Jury Summons

Jury Summons

Saturday, February 15, 2020

Them's the Breaks: Giving Jurors More Breaks More Frequently


Breaks are important. The research shows that even short breaks throughout the day can improve focus and productivity, and while we may not want jurors to be productive per se, we would certainly hope the they’re focused. However, breaks for jurors can be unpredictable. One court helpfully informs people that there will usually be a morning break, a lunch break, and an afternoon break. Another informs jurors that judges will attempt to take regularly scheduled breaks, and any juror may ask for an unscheduled break if the need arises because worrying about the next break distracts from the trial.
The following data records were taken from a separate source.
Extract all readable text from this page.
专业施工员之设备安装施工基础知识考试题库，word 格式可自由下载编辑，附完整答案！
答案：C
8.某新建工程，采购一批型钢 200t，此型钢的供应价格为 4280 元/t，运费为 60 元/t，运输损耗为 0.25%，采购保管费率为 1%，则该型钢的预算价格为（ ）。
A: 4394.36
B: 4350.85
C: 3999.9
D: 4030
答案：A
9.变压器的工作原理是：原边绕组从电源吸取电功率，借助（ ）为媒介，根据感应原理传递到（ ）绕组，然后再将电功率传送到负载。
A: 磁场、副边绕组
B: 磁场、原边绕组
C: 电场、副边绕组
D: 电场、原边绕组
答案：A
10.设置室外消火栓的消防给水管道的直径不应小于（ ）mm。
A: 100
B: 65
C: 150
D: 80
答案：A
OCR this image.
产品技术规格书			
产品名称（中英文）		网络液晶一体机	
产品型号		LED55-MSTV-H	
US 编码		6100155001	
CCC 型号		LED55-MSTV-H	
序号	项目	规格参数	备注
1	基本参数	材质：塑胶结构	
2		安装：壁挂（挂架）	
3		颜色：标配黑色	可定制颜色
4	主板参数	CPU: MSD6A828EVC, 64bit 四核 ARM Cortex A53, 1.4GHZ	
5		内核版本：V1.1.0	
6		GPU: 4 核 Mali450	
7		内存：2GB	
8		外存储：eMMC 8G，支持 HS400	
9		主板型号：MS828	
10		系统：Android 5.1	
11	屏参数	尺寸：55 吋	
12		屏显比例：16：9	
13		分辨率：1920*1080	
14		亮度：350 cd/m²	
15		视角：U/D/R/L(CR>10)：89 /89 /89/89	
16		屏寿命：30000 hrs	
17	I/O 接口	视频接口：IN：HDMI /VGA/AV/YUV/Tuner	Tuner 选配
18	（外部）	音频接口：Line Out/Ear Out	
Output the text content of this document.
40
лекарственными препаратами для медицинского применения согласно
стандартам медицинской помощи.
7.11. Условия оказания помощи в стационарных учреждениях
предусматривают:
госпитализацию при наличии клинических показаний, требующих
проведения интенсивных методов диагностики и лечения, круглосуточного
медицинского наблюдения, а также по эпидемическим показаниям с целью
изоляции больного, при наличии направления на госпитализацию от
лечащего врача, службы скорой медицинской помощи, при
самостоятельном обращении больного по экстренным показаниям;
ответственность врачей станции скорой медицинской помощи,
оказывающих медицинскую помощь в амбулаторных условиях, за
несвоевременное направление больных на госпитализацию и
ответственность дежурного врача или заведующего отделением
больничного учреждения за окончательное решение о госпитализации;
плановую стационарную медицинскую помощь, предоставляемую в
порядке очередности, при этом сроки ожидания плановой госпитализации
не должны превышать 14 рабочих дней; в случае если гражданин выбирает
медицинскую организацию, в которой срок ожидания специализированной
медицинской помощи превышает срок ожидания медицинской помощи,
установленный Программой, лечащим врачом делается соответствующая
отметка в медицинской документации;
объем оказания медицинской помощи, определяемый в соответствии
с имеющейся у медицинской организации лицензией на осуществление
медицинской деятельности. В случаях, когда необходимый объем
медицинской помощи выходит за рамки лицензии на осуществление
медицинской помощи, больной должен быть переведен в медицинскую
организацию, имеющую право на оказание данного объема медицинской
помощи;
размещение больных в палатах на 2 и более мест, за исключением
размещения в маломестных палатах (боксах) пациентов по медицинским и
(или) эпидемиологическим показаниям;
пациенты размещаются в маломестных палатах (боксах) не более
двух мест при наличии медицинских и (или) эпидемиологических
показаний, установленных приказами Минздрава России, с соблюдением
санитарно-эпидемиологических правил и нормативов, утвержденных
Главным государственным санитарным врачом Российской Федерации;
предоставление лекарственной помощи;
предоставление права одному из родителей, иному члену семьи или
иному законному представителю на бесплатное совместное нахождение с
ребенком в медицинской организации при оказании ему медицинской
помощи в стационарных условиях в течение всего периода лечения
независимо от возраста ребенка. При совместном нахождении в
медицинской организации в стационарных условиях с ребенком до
Judges and attorneys may not want to give the jury the freedom of long or frequent breaks. The trial cannot resume without all jurors present, and every break is another chance for one or more jurors to be distracted or get in trouble. But from a focus standpoint, maybe more breaks more frequently is the answer, especially if jurors use those breaks to let their brains consolidate what they just saw in the courtroom. The problem is how these breaks are structured.

Problems With Application

A popular technique for improving productivity and focus is the Pomodoro Technique, which alternates fixed-length periods of work with short fixed-length breaks. After repeating the work-then-break routine four times, you take a longer break. If you finish your task before the time runs out, you go over your work for the rest of the time. If something interrupts your work session, your pomodoro, you either put the interruption aside to work on later or restart your pomodoro with your interruption.

This technique is well-known and low-tech and so would be easy to explain to jurors and implement in the courtroom. But it has obvious flaws. Under the Pomodoro Technique, pomodoros are traditionally twenty-five minutes long. Trials that can be broken down into neat, twenty five-minute chunks are rare, if they exist at all. Of course, the length of the pomodoro can be changed, but one of the reasons why the Pomodoro Technique works is that it regularly provides the brain with rewards (breaks). Since regularity is the name of the game, the length of the pomodoro should be set at the beginning of the trial for the entire trial or at the beginning of each day of trial for the rest of the day. The court could theoretically start the trial, wait until a natural stopping point to call a break, and then use that to determine the length of the pomodoros for that trial or that day.

But trials do not come in perfectly equal slices. Some aspects of a trial may have time limits, like opening statements and closing arguments, but witnesses do not all take the same amount of time. If the timer goes off during direct examination or cross-examination, the questioning attorney would be forced to stop. If the following break is a longer one, the attorney may feel the need to go back over the questioning from before the timer went off, especially if the attorney was carefully building up to something.

There is also the problem of interruptions. Would an objection count as an interruption that requires resetting the timer? One would presume that anything that requires the jury to leave the courtroom would also require resetting the timer, but what about a sidebar with the jury still seated? And if the pomodoro overlaps with lunch, do you delay lunch or forgo the pomodoro entirely like some people do?

The Solution: An Original Technique


Breaks are important, but trials can be unpredictable and irregular. While the Pomodoro Technique is only one technique, it’s a good example of how pre-existing time management regimes for increasing productivity and focus may not fit with how trials work. If more breaks more frequently are going to integrated into trials, they may require a regime specifically designed with trials in mind. And on a more general note, more breaks means longer trials. Some jurors may prefer two days with few breaks to three days with frequent breaks.